Подобных эмоций в ней не вызывала даже мать с бесконечной чередой любовников. Давида же ей почему-то хотелось ударить. Причинить ему боль. Стереть с лица выражение равнодушия и превосходства надо всеми. Она не была агрессивной мегерой, но сейчас ощущала себя именно такой. Что-то в Давиде изменилось. От него словно исходила аура опасности — Аня ощутила, как где-то в животе скручивается узел страха. Она не знала, каким образом ему удавалось внушать ей ужас. Но поддаваться панике, вполне возможно надуманной, не собиралась. Вздернув голову, она пыталась смотреть ему в глаза. Шея ныла — приходилось высоко запрокидывать голову, но Аня упорно не желала сдаваться. Кто-то из мужчин присвистнул. Давид же вдруг резко шагнул к ней, схватил за руку и потащил к двери. Аня даже не подумала сопротивляться — она была настолько обескуражена происходящим, что покорно тащилась за ним, едва переставляя ноги. Он распахнул дверь и вытолкнул ее наружу, прямо под потоки холодной воды.
— Не промокни. — Сказал и захлопнул дверь перед ее носом.
Аня стояла под дождем, ошарашенно глядя перед собой. Этот козел выбросил ее на улицу, как нашкодившую кошку! После всего, что сегодня произошло… Больше терпеть она не могла. Обессиленно Аня опустилась на холодный мокрый порожек, прижала колени к груди и заплакала. Сначала он явился к ней, как к себе домой, оскорбил и унизил. Потом поцеловал так, что Аня едва не сошла с ума. После на ее пороге появился Стас с окровавленной Мариной на руках, и ей пришлось едва ли не ковыряться в ее груди. А затем Давид накинул на ее плечи пиджак. В тот момент он казался вполне нормальным мужчиной. До тех пор, пока не выбросил за порог. За один день он успел запутать ее и превратить в истеричку, жаждущую расцарапать в кровь самодовольное лицо. Он что-то с ней сделал… Что-то такое, из-за чего она упорно искала на его ладонях длинный шрам. Широкий побелевший от времени рубец между большим и указательным пальцем. Аня не знала, что с ней происходит. За сутки Давид умудрился вызвать в ней самые противоположные эмоции. Отвращение из-за его пренебрежительного отношения к ней и страсть от грубого поцелуя.
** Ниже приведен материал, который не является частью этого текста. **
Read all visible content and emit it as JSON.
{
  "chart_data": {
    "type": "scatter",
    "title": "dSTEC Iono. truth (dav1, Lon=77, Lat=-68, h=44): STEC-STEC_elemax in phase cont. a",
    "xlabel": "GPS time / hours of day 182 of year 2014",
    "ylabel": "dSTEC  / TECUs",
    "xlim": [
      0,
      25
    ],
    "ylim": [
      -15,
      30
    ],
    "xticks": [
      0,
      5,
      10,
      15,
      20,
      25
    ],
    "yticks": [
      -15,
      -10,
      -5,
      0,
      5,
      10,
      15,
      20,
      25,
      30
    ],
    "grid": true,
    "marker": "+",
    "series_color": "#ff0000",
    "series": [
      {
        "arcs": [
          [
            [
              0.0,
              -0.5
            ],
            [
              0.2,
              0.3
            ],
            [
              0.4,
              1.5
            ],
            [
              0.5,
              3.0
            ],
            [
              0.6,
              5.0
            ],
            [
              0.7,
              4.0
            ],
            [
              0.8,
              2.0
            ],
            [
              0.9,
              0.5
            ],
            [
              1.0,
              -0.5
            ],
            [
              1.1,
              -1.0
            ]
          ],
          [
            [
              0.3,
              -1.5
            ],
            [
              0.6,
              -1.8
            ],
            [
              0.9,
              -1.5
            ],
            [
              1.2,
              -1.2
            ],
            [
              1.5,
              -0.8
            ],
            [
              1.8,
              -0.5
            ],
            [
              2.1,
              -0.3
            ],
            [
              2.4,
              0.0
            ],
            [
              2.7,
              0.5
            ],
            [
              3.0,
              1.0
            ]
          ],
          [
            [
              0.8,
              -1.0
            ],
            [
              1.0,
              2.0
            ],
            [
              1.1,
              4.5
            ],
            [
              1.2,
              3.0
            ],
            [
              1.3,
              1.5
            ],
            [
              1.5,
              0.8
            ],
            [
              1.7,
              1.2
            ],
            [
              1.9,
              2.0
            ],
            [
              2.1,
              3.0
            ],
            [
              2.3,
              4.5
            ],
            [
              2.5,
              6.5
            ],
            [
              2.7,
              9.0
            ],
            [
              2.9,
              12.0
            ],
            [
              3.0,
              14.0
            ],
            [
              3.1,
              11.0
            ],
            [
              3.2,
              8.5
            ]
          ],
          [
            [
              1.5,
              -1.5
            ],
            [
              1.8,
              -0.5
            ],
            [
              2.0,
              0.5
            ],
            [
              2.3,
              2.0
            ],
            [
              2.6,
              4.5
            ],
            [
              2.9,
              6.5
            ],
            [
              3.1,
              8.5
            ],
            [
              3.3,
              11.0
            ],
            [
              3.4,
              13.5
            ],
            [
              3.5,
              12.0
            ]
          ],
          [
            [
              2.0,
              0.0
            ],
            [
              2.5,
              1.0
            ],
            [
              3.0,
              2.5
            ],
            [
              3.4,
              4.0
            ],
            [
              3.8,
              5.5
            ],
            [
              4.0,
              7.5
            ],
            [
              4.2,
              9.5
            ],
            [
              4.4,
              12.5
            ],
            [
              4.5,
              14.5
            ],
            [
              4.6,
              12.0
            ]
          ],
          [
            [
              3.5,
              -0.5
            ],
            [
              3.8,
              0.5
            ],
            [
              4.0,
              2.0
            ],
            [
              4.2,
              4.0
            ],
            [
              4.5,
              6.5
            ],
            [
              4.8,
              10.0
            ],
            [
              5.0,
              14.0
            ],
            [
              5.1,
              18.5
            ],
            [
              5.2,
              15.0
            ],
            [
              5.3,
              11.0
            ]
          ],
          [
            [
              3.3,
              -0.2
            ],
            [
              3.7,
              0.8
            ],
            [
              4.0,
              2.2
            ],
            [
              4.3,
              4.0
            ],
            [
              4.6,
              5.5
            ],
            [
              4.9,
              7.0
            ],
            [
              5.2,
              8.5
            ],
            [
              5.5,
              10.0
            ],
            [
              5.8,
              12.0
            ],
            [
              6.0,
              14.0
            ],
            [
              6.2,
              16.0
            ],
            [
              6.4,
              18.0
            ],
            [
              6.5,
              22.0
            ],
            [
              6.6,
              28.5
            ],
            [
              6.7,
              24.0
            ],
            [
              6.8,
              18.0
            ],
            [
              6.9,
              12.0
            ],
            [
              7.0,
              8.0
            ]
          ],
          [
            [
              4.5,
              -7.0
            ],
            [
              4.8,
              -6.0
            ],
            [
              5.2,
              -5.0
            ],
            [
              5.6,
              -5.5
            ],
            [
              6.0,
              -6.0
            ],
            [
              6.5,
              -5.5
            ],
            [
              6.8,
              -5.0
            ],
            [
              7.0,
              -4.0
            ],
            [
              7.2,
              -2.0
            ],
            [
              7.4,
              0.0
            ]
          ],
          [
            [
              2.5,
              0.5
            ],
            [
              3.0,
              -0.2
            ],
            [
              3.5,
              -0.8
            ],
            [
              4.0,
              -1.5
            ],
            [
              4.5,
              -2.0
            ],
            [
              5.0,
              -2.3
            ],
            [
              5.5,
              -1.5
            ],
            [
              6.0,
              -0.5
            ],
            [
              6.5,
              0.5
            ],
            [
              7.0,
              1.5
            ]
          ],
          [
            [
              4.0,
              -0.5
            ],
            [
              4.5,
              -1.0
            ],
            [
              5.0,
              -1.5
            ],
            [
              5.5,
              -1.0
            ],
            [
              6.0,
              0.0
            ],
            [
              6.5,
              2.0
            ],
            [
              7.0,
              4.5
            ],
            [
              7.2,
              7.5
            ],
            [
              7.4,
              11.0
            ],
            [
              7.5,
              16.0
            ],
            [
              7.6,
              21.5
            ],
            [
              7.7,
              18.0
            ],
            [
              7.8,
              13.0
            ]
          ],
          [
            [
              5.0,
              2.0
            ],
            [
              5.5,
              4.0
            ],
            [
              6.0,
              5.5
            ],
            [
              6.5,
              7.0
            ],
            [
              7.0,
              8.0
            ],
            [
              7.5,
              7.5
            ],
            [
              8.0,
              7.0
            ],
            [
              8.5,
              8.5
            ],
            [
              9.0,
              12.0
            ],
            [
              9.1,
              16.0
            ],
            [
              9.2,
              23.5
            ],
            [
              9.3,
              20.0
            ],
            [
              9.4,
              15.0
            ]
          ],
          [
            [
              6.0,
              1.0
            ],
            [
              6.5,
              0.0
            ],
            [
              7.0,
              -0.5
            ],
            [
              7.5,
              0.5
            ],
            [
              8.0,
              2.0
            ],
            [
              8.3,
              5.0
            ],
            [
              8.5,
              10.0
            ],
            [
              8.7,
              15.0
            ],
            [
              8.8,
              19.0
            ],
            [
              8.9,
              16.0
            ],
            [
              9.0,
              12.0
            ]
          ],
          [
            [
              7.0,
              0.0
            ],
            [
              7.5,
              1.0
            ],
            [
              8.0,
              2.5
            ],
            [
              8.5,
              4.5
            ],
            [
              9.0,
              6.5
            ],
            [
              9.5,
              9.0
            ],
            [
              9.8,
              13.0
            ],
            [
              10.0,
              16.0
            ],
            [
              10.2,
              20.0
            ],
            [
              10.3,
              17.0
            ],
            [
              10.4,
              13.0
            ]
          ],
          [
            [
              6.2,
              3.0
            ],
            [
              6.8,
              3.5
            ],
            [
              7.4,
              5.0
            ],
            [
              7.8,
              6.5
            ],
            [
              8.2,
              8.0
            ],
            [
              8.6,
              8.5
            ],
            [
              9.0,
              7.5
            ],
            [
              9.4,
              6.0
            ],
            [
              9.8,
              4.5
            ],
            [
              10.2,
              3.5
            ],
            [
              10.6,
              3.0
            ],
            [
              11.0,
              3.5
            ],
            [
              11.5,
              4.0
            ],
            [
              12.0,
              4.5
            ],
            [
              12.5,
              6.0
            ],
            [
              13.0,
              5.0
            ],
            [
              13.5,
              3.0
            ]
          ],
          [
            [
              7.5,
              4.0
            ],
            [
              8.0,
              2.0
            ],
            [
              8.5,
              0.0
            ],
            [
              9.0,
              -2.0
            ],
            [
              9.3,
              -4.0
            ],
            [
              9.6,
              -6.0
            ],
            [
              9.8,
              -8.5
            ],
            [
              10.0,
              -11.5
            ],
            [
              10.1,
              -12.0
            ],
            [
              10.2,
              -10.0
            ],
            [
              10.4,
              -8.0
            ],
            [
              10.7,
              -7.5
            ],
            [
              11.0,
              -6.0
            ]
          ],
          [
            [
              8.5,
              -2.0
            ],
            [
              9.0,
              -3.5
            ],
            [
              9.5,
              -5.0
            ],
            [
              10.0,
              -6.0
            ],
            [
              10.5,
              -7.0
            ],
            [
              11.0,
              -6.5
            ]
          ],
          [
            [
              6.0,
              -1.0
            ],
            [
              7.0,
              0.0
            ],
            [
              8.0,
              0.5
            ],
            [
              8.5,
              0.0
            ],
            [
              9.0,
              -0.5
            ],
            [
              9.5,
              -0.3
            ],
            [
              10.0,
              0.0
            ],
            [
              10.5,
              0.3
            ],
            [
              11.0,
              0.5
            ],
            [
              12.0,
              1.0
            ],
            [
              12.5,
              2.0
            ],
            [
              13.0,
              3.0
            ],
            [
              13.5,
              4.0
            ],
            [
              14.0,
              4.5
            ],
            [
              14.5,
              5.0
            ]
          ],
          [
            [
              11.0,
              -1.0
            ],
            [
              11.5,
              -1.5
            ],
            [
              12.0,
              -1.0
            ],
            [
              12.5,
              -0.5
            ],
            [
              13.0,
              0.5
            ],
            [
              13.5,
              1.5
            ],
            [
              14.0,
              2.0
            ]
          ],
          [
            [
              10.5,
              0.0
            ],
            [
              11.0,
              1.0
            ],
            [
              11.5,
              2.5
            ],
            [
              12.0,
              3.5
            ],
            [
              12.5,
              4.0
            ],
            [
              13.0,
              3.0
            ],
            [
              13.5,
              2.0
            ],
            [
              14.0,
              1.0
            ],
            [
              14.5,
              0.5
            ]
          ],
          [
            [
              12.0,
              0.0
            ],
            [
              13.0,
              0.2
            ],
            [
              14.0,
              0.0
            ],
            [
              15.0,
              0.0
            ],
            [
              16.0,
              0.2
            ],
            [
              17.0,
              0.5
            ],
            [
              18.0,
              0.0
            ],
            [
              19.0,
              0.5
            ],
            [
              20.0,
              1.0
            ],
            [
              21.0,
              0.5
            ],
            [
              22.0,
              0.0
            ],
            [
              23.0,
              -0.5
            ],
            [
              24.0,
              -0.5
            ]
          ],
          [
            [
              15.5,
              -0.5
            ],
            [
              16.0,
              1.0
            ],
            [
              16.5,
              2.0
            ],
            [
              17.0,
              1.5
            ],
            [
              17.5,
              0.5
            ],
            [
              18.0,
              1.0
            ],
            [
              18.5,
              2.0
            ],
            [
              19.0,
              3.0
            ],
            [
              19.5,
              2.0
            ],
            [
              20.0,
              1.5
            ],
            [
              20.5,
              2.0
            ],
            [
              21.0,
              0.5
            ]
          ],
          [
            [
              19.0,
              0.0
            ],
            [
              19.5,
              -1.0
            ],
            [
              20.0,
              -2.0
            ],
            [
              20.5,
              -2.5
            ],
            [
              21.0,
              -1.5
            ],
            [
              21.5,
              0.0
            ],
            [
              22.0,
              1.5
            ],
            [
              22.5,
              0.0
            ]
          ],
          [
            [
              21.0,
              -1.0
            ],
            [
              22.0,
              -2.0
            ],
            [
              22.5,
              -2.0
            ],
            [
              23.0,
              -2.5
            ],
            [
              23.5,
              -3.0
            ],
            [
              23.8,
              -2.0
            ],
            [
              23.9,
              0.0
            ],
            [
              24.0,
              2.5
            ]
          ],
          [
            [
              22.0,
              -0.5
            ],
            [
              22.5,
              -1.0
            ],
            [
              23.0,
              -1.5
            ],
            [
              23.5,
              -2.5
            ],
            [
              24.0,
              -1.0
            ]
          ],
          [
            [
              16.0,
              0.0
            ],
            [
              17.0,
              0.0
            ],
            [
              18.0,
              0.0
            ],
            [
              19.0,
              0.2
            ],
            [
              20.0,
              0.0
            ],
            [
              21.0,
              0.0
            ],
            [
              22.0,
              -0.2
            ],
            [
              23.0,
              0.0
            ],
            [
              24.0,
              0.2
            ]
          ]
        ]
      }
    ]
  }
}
Восхищение его умением моментально взять себя в руки и ненависть от того, как на глазах других выволок наружу. Последним, что добило ее окончательно, стал шрам на руке Стаса. Сон был лишь глупой мечтой, выдумкой. И Ане нравилась эта мечта. Нравилось представлять, что где-то есть ЕЕ человек, которого она узнает по шраму на ладони. Но она совершенно не ожидала, что подобное реально. Наверное, это просто совпадение. Глупое дурацкое совпадение. О чем она вообще думает?! Едва живая Марина сейчас лежит там, и помочь ей может только Артур. А он ошивается неизвестно где. Аня вытерла слезы, смешавшиеся с дождевой водой. В конце концов, если собственная мать выставила ее на улицу, чему удивляться, когда это сделал посторонний человек? Все вполне закономерно. Поднявшись с холодных ступенек, Аня побрела в дом. Ей жутко хотелось спать. Но сначала она отмоется от запаха крови и ужаса.
— Она — огонь! Хочу себе такую же. — Стас восхищенно смотрел на закрывшуюся дверь.
Давид едва сдержал желание кулаками стереть с его лица глуповато-восторженное выражение. Но даже для вожака подобное поведение будет ненормальным. Он найдет другой способ показать всем, что приближаться к Анне запрещено.
— Как она здесь оказалась?
Стас пожал плечами. Похоже, ничего страшного в постороннем свидетеле он не видел:
— Артур где-то пропадает. А она помогла.
— Чем же? — Давид уже рычал.
— Вытащила из раны чертов корень.
Давид удивленно взглянул на Марину. Андрей сделал то же самое.
— В смысле?
Стас взял в руки металлический поднос, на котором валялись короткие окровавленные веточки.
— Когда я нашел Марину, они были в ней. Кто-то вогнал ветки ей в грудь. Прямо в рану. Восемь штук.
Андрей громко выругался. Давид забрал из рук Стаса поднос и принюхался. Вот как Марину отравили… Влажной корой волчьего лыка. Она была опасна и для человека, но для оборотня — смертельна, сжигая кожу и внутренние органы. Марина чудом до сих пор была жива. Давид нахмурился:
— Почему ты сам их не вытащил?
Стас растерянно развел руками и потер глаза:
— Я же не врач. Боялся, что могу навредить.
Давид вновь опустился на неудобный стул:
— А вот она не побоялась. — Он и сам удивился, услышав в своем голосе злость и восхищение.